While there have been advances with computer-based monitors around the world, Mr MacDonald believes his researchers and engineers have done a better job. With the BRM2 Brain Monitor you can move between parts of the electronic read-out, and process and reprocess the data in various ways.
Older EEG monitors have 64 or 32 channels, and require an expert EEG technician to set them up. It took time and training to place 32 electrodes on a baby’s head quickly and without interfering with other nursing functions.
Mr MacDonald says there are risks associated with newlyemerging United States-based models that operate on a single channel. “The brain is very complex; left and right sides can have independent damage, and a single channel can miss some of the asymmetries. We think a minimum of two channels is required, and a third channel can check those asymmetries we are seeing in about 10 percent of babies.”

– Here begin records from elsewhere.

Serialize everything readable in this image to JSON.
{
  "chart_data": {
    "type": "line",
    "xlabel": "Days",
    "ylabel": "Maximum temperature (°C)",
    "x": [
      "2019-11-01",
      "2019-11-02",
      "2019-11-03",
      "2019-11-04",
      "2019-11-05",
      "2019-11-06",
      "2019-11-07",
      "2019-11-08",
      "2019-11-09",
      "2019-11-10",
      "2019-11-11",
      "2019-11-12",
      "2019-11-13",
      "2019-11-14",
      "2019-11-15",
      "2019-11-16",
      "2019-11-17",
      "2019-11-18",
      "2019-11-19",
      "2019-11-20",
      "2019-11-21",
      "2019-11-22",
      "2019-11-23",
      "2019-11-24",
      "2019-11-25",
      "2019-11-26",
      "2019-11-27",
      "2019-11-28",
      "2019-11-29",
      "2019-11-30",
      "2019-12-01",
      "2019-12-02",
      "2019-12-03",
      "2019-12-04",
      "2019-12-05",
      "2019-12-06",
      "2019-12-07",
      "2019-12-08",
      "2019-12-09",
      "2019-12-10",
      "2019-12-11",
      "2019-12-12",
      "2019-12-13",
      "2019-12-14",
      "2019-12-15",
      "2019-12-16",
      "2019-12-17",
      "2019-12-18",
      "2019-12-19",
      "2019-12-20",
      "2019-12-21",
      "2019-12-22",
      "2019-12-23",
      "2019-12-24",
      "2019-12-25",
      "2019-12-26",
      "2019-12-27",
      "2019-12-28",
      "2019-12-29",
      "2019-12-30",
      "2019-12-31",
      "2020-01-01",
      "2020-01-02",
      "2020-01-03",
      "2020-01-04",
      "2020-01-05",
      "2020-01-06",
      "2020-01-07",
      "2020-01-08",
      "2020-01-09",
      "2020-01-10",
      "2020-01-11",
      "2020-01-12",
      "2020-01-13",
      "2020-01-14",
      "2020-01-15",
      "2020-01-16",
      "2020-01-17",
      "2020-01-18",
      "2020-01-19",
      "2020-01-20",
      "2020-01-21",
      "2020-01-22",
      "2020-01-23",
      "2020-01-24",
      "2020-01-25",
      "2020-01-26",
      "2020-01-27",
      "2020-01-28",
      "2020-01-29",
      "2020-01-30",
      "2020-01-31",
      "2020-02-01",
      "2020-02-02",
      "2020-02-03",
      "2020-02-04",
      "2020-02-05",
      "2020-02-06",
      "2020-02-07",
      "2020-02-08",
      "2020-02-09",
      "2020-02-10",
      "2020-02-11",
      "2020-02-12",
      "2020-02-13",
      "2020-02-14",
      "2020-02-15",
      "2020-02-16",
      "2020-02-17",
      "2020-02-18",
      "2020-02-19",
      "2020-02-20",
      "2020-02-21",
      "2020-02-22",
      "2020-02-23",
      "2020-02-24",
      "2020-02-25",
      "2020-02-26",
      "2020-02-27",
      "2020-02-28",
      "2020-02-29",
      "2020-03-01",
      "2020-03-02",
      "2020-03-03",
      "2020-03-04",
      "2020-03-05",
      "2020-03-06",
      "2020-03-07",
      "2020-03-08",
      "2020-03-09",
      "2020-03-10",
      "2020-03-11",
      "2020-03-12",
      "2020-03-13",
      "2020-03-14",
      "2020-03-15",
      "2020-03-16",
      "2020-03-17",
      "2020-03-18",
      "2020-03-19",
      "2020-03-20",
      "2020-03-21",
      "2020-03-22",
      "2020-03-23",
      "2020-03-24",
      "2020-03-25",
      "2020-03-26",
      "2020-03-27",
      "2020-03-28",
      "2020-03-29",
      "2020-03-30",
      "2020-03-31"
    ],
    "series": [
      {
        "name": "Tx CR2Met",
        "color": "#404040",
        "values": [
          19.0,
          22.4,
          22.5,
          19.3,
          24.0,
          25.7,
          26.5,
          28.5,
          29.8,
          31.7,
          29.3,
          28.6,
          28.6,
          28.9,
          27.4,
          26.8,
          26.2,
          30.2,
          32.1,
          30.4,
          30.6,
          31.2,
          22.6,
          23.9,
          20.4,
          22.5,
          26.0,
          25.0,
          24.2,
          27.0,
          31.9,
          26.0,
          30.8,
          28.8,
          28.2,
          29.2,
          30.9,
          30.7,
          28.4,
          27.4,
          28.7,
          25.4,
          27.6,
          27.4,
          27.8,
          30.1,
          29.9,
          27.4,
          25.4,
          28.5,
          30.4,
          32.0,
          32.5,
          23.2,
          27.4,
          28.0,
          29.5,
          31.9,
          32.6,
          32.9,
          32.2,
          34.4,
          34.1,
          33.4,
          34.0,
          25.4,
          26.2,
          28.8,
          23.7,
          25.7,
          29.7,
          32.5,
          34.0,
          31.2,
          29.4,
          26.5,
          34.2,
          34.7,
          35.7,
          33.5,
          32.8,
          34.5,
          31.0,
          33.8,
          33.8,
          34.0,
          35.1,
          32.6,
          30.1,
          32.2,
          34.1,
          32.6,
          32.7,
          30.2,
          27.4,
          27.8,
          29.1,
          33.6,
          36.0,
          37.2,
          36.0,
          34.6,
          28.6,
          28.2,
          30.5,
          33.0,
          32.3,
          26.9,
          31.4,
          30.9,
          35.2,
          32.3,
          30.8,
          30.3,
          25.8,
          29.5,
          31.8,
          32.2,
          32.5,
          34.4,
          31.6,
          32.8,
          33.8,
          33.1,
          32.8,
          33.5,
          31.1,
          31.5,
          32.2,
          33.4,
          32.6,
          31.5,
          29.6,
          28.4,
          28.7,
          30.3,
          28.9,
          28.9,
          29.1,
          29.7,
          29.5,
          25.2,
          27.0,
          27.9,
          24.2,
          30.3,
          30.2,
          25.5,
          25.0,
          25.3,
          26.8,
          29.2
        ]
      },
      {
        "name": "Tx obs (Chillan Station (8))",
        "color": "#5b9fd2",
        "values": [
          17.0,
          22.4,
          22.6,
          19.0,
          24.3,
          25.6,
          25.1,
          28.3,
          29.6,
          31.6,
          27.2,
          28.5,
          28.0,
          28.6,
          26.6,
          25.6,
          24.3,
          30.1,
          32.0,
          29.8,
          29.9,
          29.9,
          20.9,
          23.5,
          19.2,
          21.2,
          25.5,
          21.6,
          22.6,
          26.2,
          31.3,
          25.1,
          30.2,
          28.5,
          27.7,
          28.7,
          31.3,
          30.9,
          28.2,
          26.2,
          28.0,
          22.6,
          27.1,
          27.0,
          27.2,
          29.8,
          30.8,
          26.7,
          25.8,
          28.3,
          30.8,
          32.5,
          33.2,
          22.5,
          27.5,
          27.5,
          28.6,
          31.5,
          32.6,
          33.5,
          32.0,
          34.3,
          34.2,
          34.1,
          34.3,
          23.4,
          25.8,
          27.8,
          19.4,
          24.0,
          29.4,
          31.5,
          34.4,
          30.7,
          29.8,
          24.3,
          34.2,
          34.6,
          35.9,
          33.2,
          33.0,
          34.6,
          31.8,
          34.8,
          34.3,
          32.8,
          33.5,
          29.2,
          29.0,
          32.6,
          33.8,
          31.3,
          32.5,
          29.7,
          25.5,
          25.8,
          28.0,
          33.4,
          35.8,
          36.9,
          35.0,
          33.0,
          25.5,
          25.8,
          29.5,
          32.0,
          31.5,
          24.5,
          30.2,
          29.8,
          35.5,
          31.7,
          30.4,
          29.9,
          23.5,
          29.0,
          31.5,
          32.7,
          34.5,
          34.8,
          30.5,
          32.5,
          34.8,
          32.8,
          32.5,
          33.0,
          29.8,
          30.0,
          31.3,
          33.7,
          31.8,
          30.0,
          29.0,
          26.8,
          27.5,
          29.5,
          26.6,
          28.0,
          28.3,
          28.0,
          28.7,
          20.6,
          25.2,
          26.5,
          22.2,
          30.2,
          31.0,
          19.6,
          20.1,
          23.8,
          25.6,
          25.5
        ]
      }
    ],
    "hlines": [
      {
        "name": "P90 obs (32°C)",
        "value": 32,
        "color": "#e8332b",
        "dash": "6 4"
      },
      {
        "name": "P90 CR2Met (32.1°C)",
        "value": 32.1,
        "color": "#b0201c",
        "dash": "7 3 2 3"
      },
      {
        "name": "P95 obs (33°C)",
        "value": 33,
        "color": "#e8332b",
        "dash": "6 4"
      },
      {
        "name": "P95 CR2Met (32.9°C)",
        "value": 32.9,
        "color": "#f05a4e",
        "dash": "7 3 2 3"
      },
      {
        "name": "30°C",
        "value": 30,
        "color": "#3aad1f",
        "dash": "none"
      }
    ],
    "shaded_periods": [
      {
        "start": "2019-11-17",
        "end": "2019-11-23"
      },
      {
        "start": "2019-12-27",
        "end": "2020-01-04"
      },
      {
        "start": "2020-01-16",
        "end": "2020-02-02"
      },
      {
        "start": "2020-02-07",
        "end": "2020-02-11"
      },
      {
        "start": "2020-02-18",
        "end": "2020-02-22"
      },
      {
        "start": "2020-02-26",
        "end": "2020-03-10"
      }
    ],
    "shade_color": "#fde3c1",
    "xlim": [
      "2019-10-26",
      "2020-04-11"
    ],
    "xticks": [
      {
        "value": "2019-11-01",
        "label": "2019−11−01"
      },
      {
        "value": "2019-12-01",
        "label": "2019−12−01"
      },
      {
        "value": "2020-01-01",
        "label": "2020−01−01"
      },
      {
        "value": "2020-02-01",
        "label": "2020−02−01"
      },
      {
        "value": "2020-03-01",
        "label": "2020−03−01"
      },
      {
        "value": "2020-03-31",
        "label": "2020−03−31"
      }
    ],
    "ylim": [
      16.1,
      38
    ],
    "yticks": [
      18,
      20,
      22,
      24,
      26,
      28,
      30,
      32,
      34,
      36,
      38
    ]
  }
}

The company’s three-channel device requires minimal training to operate. And where a typical monitoring system might cost around $100,000, the BRM2 is available for $20,000. Their affordability, compactness and ease of use mean these devices can be used to monitor around the clock so as not to miss important signs and trends in brain activity.
After local success with the monitor, an opportunity to tap into the offshore market came from a paediatric neurologist, Associate Professor Terrie Inder, who had moved to Melbourne from Christchurch. She had advised BrainZ Instruments through much of the original research and is still on its scientific advisory board.
She spread the word about the EEG monitor among clinicians in Australia, opening doors for the device there, and is now doing likewise in the United States.
The key to commercial acceptance was not a single breakthrough but a combination of factors including hardware, software, the portable design, and sensors that could more easily be attached to babies’ heads. The company’s brainwave not only delivered a simpler approach for electrode placement but a very sticky hydrogel that ensured they stayed in place.
“It’s been a combination of very fortunate circumstances, including the physiological work that was already being done in the tertiary hospital here, right through to the fact that we have a very good incubator in Tru-Test,” says Mr MacDonald.